Jeremy Cook, chief economist at foreign exchange company World First, said in a research note that "what today's number has done is show the alarming lack of foresight that the ECB has exercised once again, and how close to the fire the European economy remains."
Euro zone inflation has been under 1 per cent, and falling, for more than a year. The December reading marked the first year-on-year fall since October, 2009, when the region was in a deep recession triggered by the financial crisis. The deflation figure released by Eurostat, the European Union's statistics agency, was worse than expected, as economists had forecast a 0.1 per cent fall in prices.
Nicholas Spiro, managing director in London of debt consultancy Spiro Sovereign Strategy, said the deflation figure does not reflect well on the ECB.
"For a central bank whose sole mandate is to maintain price stability by meeting its inflation target of just below 2 per cent, this is a severe blow to the credibility of Europe's monetary guardian. The onset of deflation in the euro zone is psychologically damaging, underscoring the severity of Europe's economic downturn and accentuating the 'Japanization' of the bloc."
While overall euro zone inflation was negative, core inflation, which excludes typically volatile energy and food prices, nudged up marginally to 0.8 per cent, year-on-year, giving the ECB a small measure of hope that the 0.2-per-cent deflation reading is a blip and not the start of a trend. Deflation can severely damage an economy if consumers and businesses think that prices will fall for some time. When that happens, the incentive is to delay purchases in the expectation that a product or service will become cheaper.
But with oil prices apparently unable yet to find a bottom, weak demand throughout the euro zone and continued high employment, some economists doubt the core inflation figure will tick up. ING Financial Markets economist Teunis Brosens said that "with substantial spare capacity in the euro zone, there is no reason whatsoever to assume this is the beginning of an upward trend."

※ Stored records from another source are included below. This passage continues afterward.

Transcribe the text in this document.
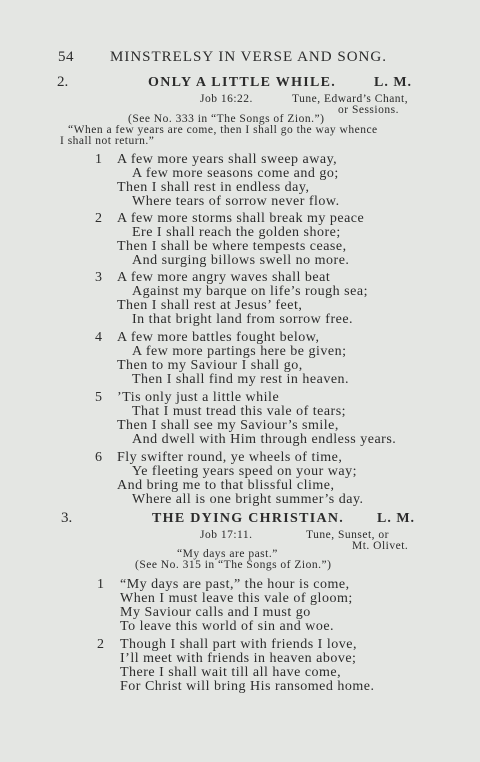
54 MINSTRELSY IN VERSE AND SONG.
2.	ONLY A LITTLE WHILE.	L. M.
Job 16:22.	Tune, Edward’s Chant,
or Sessions.
(See No. 333 in “The Songs of Zion.”)
“When a few years are come, then I shall go the way whence
I shall not return.”
1 A few more years shall sweep away,
A few more seasons come and go;
Then I shall rest in endless day,
Where tears of sorrow never flow.
2 A few more storms shall break my peace
Ere I shall reach the golden shore;
Then I shall be where tempests cease,
And surging billows swell no more.
3 A few more angry waves shall beat
Against my barque on life’s rough sea;
Then I shall rest at Jesus’ feet,
In that bright land from sorrow free.
4 A few more battles fought below,
A few more partings here be given;
Then to my Saviour I shall go,
Then I shall find my rest in heaven.
5 ’Tis only just a little while
That I must tread this vale of tears;
Then I shall see my Saviour’s smile,
And dwell with Him through endless years.
6 Fly swifter round, ye wheels of time,
Ye fleeting years speed on your way;
And bring me to that blissful clime,
Where all is one bright summer’s day.
3.	THE DYING CHRISTIAN. L. M.
Job 17:11.	Tune, Sunset, or
Mt. Olivet.
“My days are past.”
(See No. 315 in “The Songs of Zion.”)
1 “My days are past,” the hour is come,
When I must leave this vale of gloom;
My Saviour calls and I must go
To leave this world of sin and woe.
2 Though I shall part with friends I love,
I’ll meet with friends in heaven above;
There I shall wait till all have come,
For Christ will bring His ransomed home.
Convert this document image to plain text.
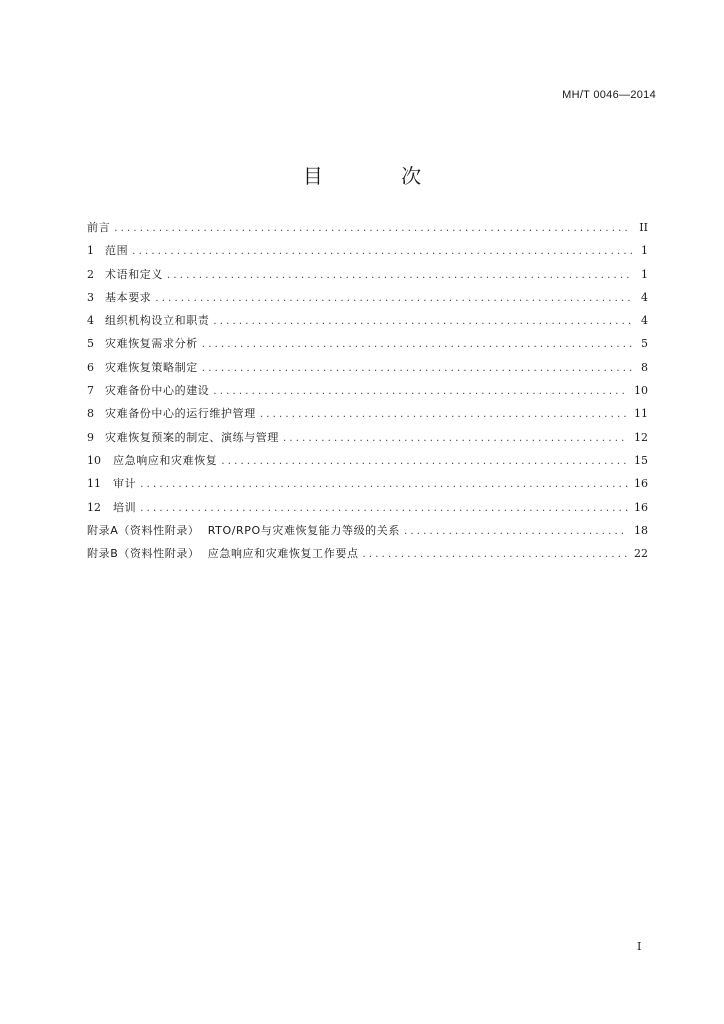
MH/T 0046—2014
目 次
前言 .....	II
1	范围 .....	1
2	术语和定义 .....	1
3	基本要求 .....	4
4	组织机构设立和职责 .....	4
5	灾难恢复需求分析 .....	5
6	灾难恢复策略制定 .....	8
7	灾难备份中心的建设 .....	10
8	灾难备份中心的运行维护管理 .....	11
9	灾难恢复预案的制定、演练与管理 .....	12
10	应急响应和灾难恢复 .....	15
11	审计 .....	16
12	培训 .....	16
附录A（资料性附录）  RTO/RPO与灾难恢复能力等级的关系 .....	18
附录B（资料性附录）  应急响应和灾难恢复工作要点 .....	22
I
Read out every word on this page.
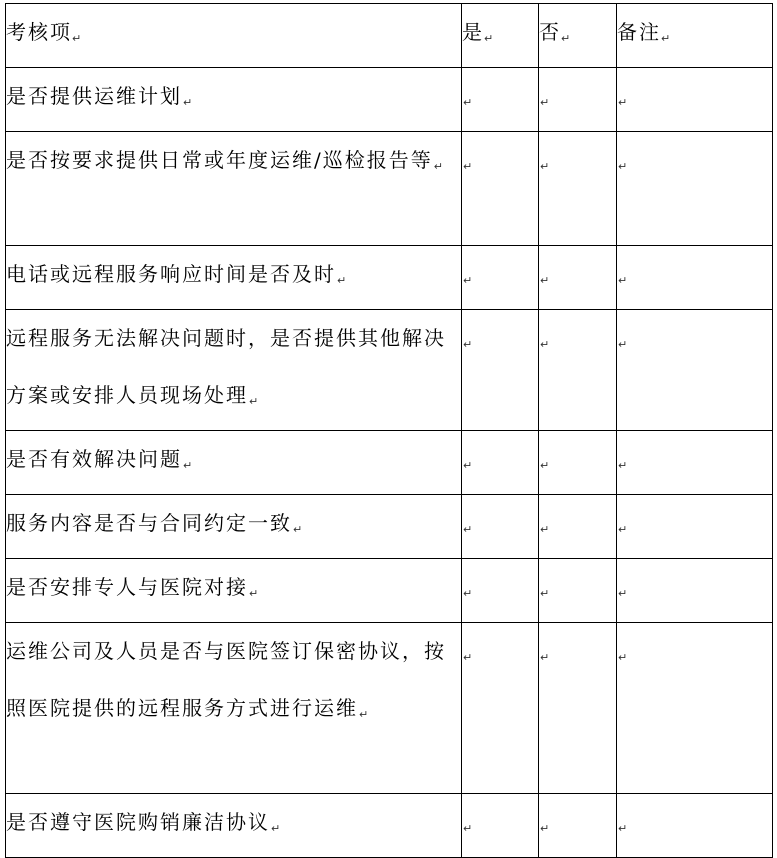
考核项↵	是↵	否↵	备注↵
是否提供运维计划↵	↵	↵	↵
是否按要求提供日常或年度运维/巡检报告等↵	↵	↵	↵
电话或远程服务响应时间是否及时↵	↵	↵	↵
远程服务无法解决问题时，是否提供其他解决方案或安排人员现场处理↵	↵	↵	↵
是否有效解决问题↵	↵	↵	↵
服务内容是否与合同约定一致↵	↵	↵	↵
是否安排专人与医院对接↵	↵	↵	↵
运维公司及人员是否与医院签订保密协议，按照医院提供的远程服务方式进行运维↵	↵	↵	↵
是否遵守医院购销廉洁协议↵	↵	↵	↵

The euro zone's excess spare capacity was highlighted Wednesday by fresh data showing unemployment stuck at 11.5 per cent in November. The figure, while high, masked substantial variations across the region. Unemployment in Italy, the third largest economy, hit a record 13.4 per cent in November while youth unemployment climbed slightly to 43.9 per cent. But German unemployment fell to a record low of 6.5 per cent in December, reinforcing fears that the euro zone is firmly divided between the relatively wealthy north and the increasingly poor south.
If Mr. Draghi launches full-blown quantitative easing in the next month or two, it may be too little too late as low oil puts continued downward pressure on prices. A limited form of quantitative easing, in the form of the purchase of covered bonds and asset-backed securities, was introduced in the autumn, to little effect. Inflation kept falling. Even negative interest rates implemented by the ECB – charging banks to park overnight money at the bank – failed to do the trick.
John Muellbauer, economics professor at Oxford University, thinks U.S.-style quantitative easing is unlikely to have the same success in Europe as it did in the United States. In an analysis carried by the Voxeu.org economists' site last month, he observed that in Germany and in France, total liquid household assets are far larger than household debt, "so much so that lower policy rates translate into lower deposit rates, and reduce total household spending – the opposite of what occurs [under quantitative easing] in the U.S. and the U.K."
He also found that Europeans are less invested in the stock market than Americans. In the United States, quantitative easing helped to lift share values, boosting consumer spending. The effect of share price rises in Europe would be muted in comparison. If the ECB is to print money, he suggests a more efficient way to boost the economy would be through depositing a handout of €500 in the bank accounts of adult citizens.